FORUM UNIVERSITAIRE                                                                      JACQUELINE MAROY           ANNEE 2015-2016

DOCUMENTS SEMINAIRE 5                                                                                     le 6 JANVIER 2016

 

Document 2 « De la littérature considérée comme une tauromachie », in L’âge d’homme

Folio page 10

Un problème le tourmentait, qui lui donnait mauvaise conscience et l’empêchait d’écrire : ce qui se passe dans le domaine de l’écriture n’est-il pas dénué de valeur si cela reste « esthétique », anodin, dépourvu de sanction, s’il n’y a rien, dans le fait d’écrire une œuvre, qui soit un équivalent (et ici intervient l’une des images les plus chères à l’auteur) de ce qu’est pour le torero la corne acérée du taureau, qui seule - en raison de la menace matérielle qu’elle recèle - confère une réalité humaine à son art, l’empêche d’être autre chose que grâces vaines de ballerine ?
Mettre à nu certaines obsessions d’ordre sentimental ou sexuel, confesser publiquement certaines des déficiences ou des lâchetés qui lui font le plus honte, tel fut pour l’auteur le moyen - grossier sans doute, mais qu’il livre à d’autres en espérant le voir amender - d’introduire ne fût-ce que l’ombre d’une corne de taureau dans une œuvre littéraire.

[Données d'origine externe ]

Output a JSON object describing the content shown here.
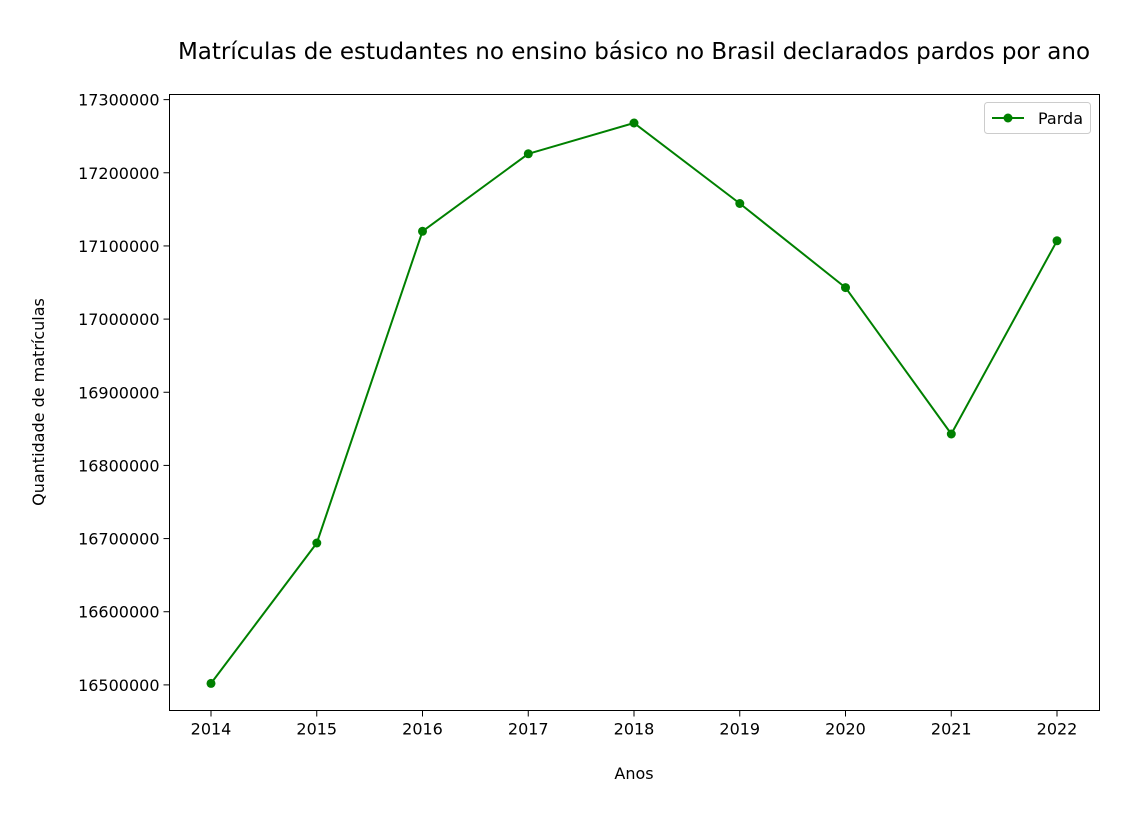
{
  "chart_data": {
    "type": "line",
    "title": "Matrículas de estudantes no ensino básico no Brasil declarados pardos por ano",
    "xlabel": "Anos",
    "ylabel": "Quantidade de matrículas",
    "x": [
      "2014",
      "2015",
      "2016",
      "2017",
      "2018",
      "2019",
      "2020",
      "2021",
      "2022"
    ],
    "series": [
      {
        "name": "Parda",
        "color": "#008000",
        "marker": "circle",
        "values": [
          16502000,
          16694000,
          17120000,
          17226000,
          17268000,
          17158000,
          17043000,
          16843000,
          17107000
        ]
      }
    ],
    "yticks": [
      "16500000",
      "16600000",
      "16700000",
      "16800000",
      "16900000",
      "17000000",
      "17100000",
      "17200000",
      "17300000"
    ],
    "ylim": [
      16465000,
      17307000
    ],
    "grid": false,
    "legend_position": "top-right"
  }
}
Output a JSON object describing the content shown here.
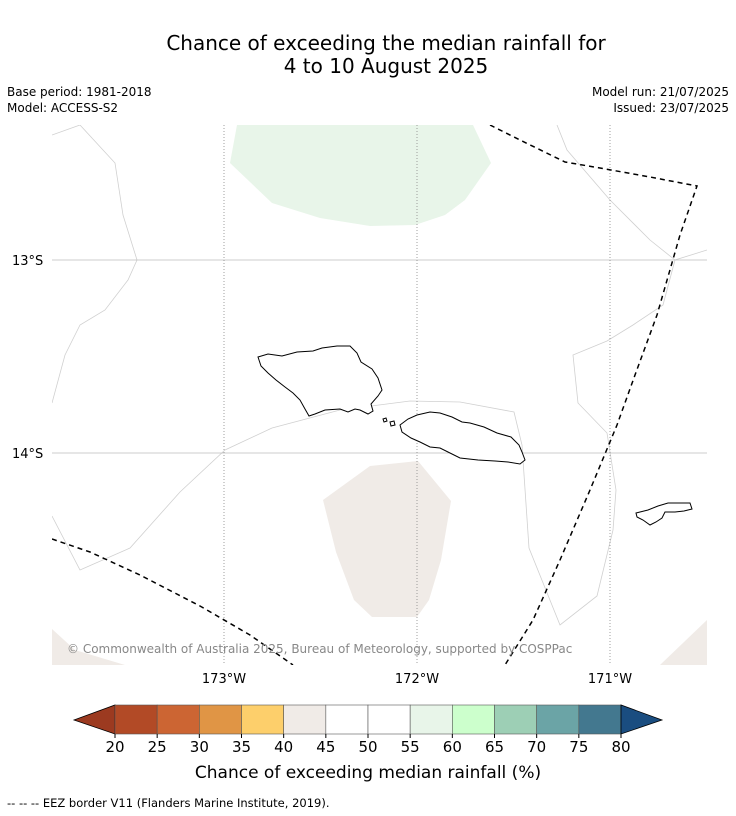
{
  "header": {
    "title_line1": "Chance of exceeding the median rainfall for",
    "title_line2": "4 to 10 August 2025",
    "base_period": "Base period: 1981-2018",
    "model": "Model: ACCESS-S2",
    "model_run": "Model run: 21/07/2025",
    "issued": "Issued: 23/07/2025"
  },
  "map": {
    "lat_labels": [
      "13°S",
      "14°S"
    ],
    "lon_labels": [
      "173°W",
      "172°W",
      "171°W"
    ],
    "copyright": "© Commonwealth of Australia 2025, Bureau of Meteorology, supported by COSPPac",
    "colors": {
      "above_55_60": "#e8f5e9",
      "below_40_45": "#f0ebe7",
      "coast": "#000000",
      "eez": "#000000"
    }
  },
  "colorbar": {
    "ticks": [
      "20",
      "25",
      "30",
      "35",
      "40",
      "45",
      "50",
      "55",
      "60",
      "65",
      "70",
      "75",
      "80"
    ],
    "under_color": "#9c3a20",
    "over_color": "#1a4d80",
    "colors": [
      "#b24a26",
      "#cc6533",
      "#e09545",
      "#fdcf6b",
      "#f0ebe7",
      "#ffffff",
      "#ffffff",
      "#e8f5e9",
      "#ccffcc",
      "#9dcfb5",
      "#6ba4a6",
      "#43788f"
    ],
    "label": "Chance of exceeding median rainfall (%)"
  },
  "footnote": "--  --  -- EEZ border V11 (Flanders Marine Institute, 2019)."
}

Texte 3 Michel Leiris L'âge d'homme  Gallimard 1939 folio page 23

Je viens d'avoir trente-quatre ans, la moitié de la vie. Au physique, je suis de taille moyenne, plutôt petit. J'ai des cheveux châtains coupés court afin d'éviter qu'ils ondulent, par crainte aussi que ne se développe une calvitie menaçante. Autant que je puisse en juger, les traits caractéristiques de ma physionomie sont : une nuque très droite, tombant verticalement comme une muraille ou une falaise, marque classique (si l'on en croit les astrologues) des personnes nées sous le signe du Taureau; un front développé, plutôt bossu, aux veines temporales exagérément noueuses et saillantes. Cette ampleur de front est en rapport (selon le dire des astrologues) avec le signe du Bélier; et en effet je suis né un 20 avril, donc aux confins de ces deux signes: le Bélier et le Taureau. Mes yeux sont bruns, avec le bord des paupières habituellement enflammé; mon teint est coloré; j'ai honte d'une fâcheuse tendance aux rougeurs et à la peau luisante. Mes mains sont maigres, assez velues, avec des veines très dessinées; mes deux majeurs, incurvés vers le bout, doivent dénoter quelque chose d'assez faible ou d'assez fuyant dans mon caractère.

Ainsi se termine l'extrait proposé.